Fan et al. 19 found that ascertainment of PAD based on ICD-9-CM codes had 68–85.5% sensitivity and 82.6–87.6% specificity in their Mayo Clinic dataset, but also found low sensitivity (38.7%, 95% CI 27.6–50.6%) when their ascertainment algorithm was applied to the community sample using chart review as the gold standard. Our study, in which the ABI was used as the gold standard for all subjects, confirmed a relatively low sensitivity of 34.7% (95% CI 26.2–44.1%) for ascertaining PAD using administrative data. The better performance of administrative data in the Mayo Clinic subset used in the Fan paper might be explained by differences in clinical practice within and outside the Mayo Clinic, including different rates of use of screening ABI tests, and different PAD prevalence within and outside the Mayo Clinic. However, both our data and the data from Fan et al. support that administrative data are an insensitive approach to ascertain PAD in the community.
Limitations
Our study has limitations. The inclusion of the participants in the study was not random, but they were consecutively sampled. Also, a large portion of our participants were referred for a coronary angiogram, and so it is possible our sample differs from the community population due to referral bias. However, since the prevalence of PAD we found in our sample is similar to that expected based on demographic and comorbidity data, we believe our sample likely does accurately reflect our community. Moreover, it is likely that any bias in our sample would be towards having more cases of PAD, rather than less, and so the low sensitivity for ICD codes for ascertaining PAD in our sample would likely also be seen in a true population-based sample. Also, some selection bias may have existed, as patients who had a prior lower extremity amputation were excluded from the EpiPAD dataset. We were unable to include patients with non-compressible vessels in our PAD definition as we did not have data on the toe–brachial index, which may underestimate the accuracy of the coding. It is possible that some values of ABI could possibly have been measured after remote lower extremity revascularization outside Alberta, which might result in some misclassification bias. In addition, our study evaluated data from the province of Alberta, which has a single-payer universal healthcare system, and our findings may not be completely generalizable to other regions with different healthcare providers.
Strengths
Our study also has several strengths. First, we used the ABI to ascertain PAD in all subjects. To our knowledge, this is the first study to use the ABI to validate diagnostic accuracy of administrative data using subjects not recruited from a vascular laboratory. In addition, not only did we investigate the validity of each proposed diagnostic code, but we also utilized multivariate logistic regression to create an algorithm from the administrative dataset to improve diagnostic accuracy.

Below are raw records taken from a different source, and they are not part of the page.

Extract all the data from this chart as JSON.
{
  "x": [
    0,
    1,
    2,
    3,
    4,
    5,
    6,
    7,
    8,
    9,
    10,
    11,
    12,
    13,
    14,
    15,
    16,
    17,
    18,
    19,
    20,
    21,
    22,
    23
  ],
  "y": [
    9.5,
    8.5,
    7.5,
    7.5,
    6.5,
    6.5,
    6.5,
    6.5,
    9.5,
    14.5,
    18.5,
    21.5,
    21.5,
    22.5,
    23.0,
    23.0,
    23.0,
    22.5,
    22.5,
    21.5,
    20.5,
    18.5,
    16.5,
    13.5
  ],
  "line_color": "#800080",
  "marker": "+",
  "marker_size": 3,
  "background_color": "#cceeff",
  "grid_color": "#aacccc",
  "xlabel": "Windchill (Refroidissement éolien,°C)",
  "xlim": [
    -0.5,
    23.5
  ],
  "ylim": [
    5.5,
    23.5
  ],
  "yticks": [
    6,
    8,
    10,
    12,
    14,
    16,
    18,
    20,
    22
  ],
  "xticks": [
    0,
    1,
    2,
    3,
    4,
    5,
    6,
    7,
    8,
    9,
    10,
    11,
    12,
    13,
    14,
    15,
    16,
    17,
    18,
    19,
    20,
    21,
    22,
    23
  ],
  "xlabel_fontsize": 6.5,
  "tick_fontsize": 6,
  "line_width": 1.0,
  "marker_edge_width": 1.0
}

In addition, we also explored the reference standard of ABI < 1.0, which enabled us to achieve the highest PPV of 65%. We also examined the CLI standard of ABI < 0.4 to explore if there is a difference for sensitivity and specificity of the coding in subjects with more severe forms of PAD. However, the validity was still low. The case definition achieving the best result was age ⩾ 70 plus at least one of ICD 443.9, I73.9, I79.2 or any procedure code (sensitivity 33.3%, specificity 98.8% and PPV 10%, NPV 99.7%, LR+ 26.9, LR− 0.675). Since our data come from Alberta, with a single-payer universal healthcare system, our findings may be generalizable to those regions with similar healthcare systems.
Conclusion
In conclusion, administrative data are specific but not sensitive for the ascertainment of PAD when compared to ABI ⩽ 0.90, suggesting that PAD is under-diagnosed in the community and that administrative data cannot be used reliably to identify all forms of PAD in the community. While restrictive case definitions can increase PPV to more accurately identify true cases, this approach is very insensitive.
Footnotes
Declaration of conflicting interests
The authors declared no potential conflicts of interest with respect to the research, authorship, and/or publication of this article.
Funding
The authors disclosed receipt of the following financial support for the research, authorship, and/or publication of this article: MS McMurtry is funded by Heart and Stroke Foundation of Canada.